Стая собак со всего села мчалась и лаяла вокруг коляски, старухи и ребята выглядывали из отворенных калиток и окошек, и на выезде из села попалась смутная кучка парней и тоже начала что-то кричать и тюкать вслед. Так покачнулось и дало первую трещину то, чем жил Антон Антоныч.
VIII
У приказчика Митрофана белки глаз были красные, щеки сырые, вязкие, борода редкая, в дюжину волос, вид понурый. Подробно рассказал он Антону Антонычу, как молотили, как, обчесывая граблями, доставали бабы с одного стога солому и вычесали мокрый сверток, похожий на затычку от кувшина, как подняли крик, потому что сверток дымился, и как он подобрал и спрятал его в землю в саду. Только успел спрятать, как загорелся вдруг крайний стог, а за ним на глазах у всех, без всякой причины, другой рядом. Ветер дул на сельские хаты, и сбежался народ.
- Просто, можно сказать, бунт начался... так что если бы не урядник наш, вряд ли мне и живому быть... - говорил Митрофан.
- То ты и поджег, а? - не вытерпел и схватил его за плечи Антон Антоныч.
- Я?.. Зачем мне жечь?.. И у меня, притом же, шесть душ детей, как вам известно.
Смотрел укоризненно и мигал глазами.
Среди амбаров, замасленных записных книг, мелкого плутовства и умеренного пьянства по праздникам, тихо и бесцельно текла жизнь Митрофана, и как единственное оправдание этой жизни выставлял он постоянное свое - "шесть душ детей", но в оправдание это сам плохо верил.
- Так кто же поджег? Черт поджег?
- Не знаю уж я, - развел Митрофан руками. - А мужики на то осерчали, что на их хаты галки несло... И близко ведь: шагов полтораста, ну, может быть, так, от силы - двести... Самим вам известно.
- А тряпки этти, как сказать, зачем прятал?
- Прятал?.. Я это, признаться, больше от разговору... а потом вам хотел доложить... Тут еще машинист Шлыгин, - он, как человек чужой, - подошел, говорит: "Это ты, говорит, спрячь от греха..." Вот и все... И не первый год я у вас служу, и поджигать мне если теперь, рассудите сами, какой же мне смысл?
Не было смысла, это видел Антон Антоныч, и еще видел, что глупое, застывшее лицо было у Митрофана, что вообще служили у него только глупые, застывшие люди, - другие не уживались.
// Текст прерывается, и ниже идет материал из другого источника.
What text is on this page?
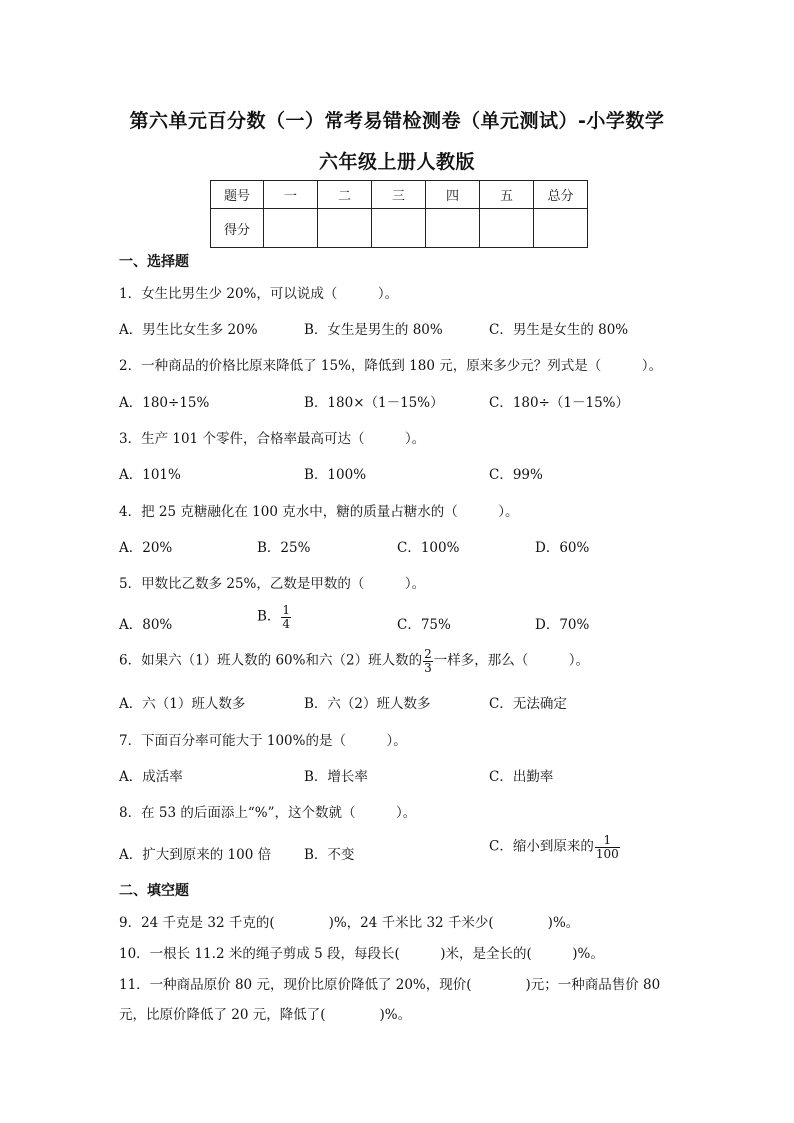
第六单元百分数（一）常考易错检测卷（单元测试）-小学数学
六年级上册人教版
题号	一	二	三	四	五	总分
得分						
一、选择题
1．女生比男生少 20%，可以说成（　　　）。
A．男生比女生多 20%	B．女生是男生的 80%	C．男生是女生的 80%
2．一种商品的价格比原来降低了 15%，降低到 180 元，原来多少元？列式是（　　　）。
A．180÷15%	B．180×（1－15%）	C．180÷（1－15%）
3．生产 101 个零件，合格率最高可达（　　　）。
A．101%	B．100%	C．99%
4．把 25 克糖融化在 100 克水中，糖的质量占糖水的（　　　）。
A．20%	B．25%	C．100%	D．60%
5．甲数比乙数多 25%，乙数是甲数的（　　　）。
A．80%
B． $\frac{1}{4}$	C．75%	D．70%
6．如果六（1）班人数的 60%和六（2）班人数的 $\frac{2}{3}$ 一样多，那么（　　　）。
A．六（1）班人数多	B．六（2）班人数多	C．无法确定
7．下面百分率可能大于 100%的是（　　　）。
A．成活率	B．增长率	C．出勤率
8．在 53 的后面添上“%”，这个数就（　　　）。
A．扩大到原来的 100 倍 B．不变
C．缩小到原来的 $\frac{1}{100}$
二、填空题
9．24 千克是 32 千克的(　　　　)%，24 千米比 32 千米少(　　　　)%。
10．一根长 11.2 米的绳子剪成 5 段，每段长(　　　)米，是全长的(　　　)%。
11．一种商品原价 80 元，现价比原价降低了 20%，现价(　　　　)元；一种商品售价 80
元，比原价降低了 20 元，降低了(　　　　)%。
Вспомнил, как однажды, осерчав, гнался за ним с незаряженной двустволкой, как он убегал, по-бабьи воя, нагнувши голову, растопырив руки...
Уши теперь у него отчетливо увидал в первый раз - никогда не видел раньше, - уши плоские, прижатые, прямые. Смотрел долго на эти уши, и гадко стало. И как держал его за плечи, обернул спиною и легонько толкнул в эту обвисшую спину:
- Знаешь что, а? И-иди ты, братец, к чертовой матери!
Но Митрофан повернулся, часто замигал красными глазами, покрутил головой и сказал, чего никогда не говорил прежде:
- Вы зачем же так толкаетесь?.. Толкаться нельзя.
- Что-о тты? - вскинулся Антон Антоныч.
Митрофан выждал время и, также мигая глазами, добавил степенно:
- Тоже и кричать так незачем... Зачем же кричать?..
И пока изумленный Антон Антоныч пришел в себя, он уже вполз боком в темный вечер и пропал в нем.
Машиниста Шлыгина спрашивал Антон Антоныч, того, который управлял молотилкой.
Шлыгин был городской слесарь, молодой, костистый, нескладный, одноглазый, когда-то выжгло ему глаз искрой; левой рукою дергал не в такт речи, а правой все приглаживал волосы, торчавшие острыми пиками во все стороны.
- Искусство это, - четко начал Шлыгин, - нашли действительно.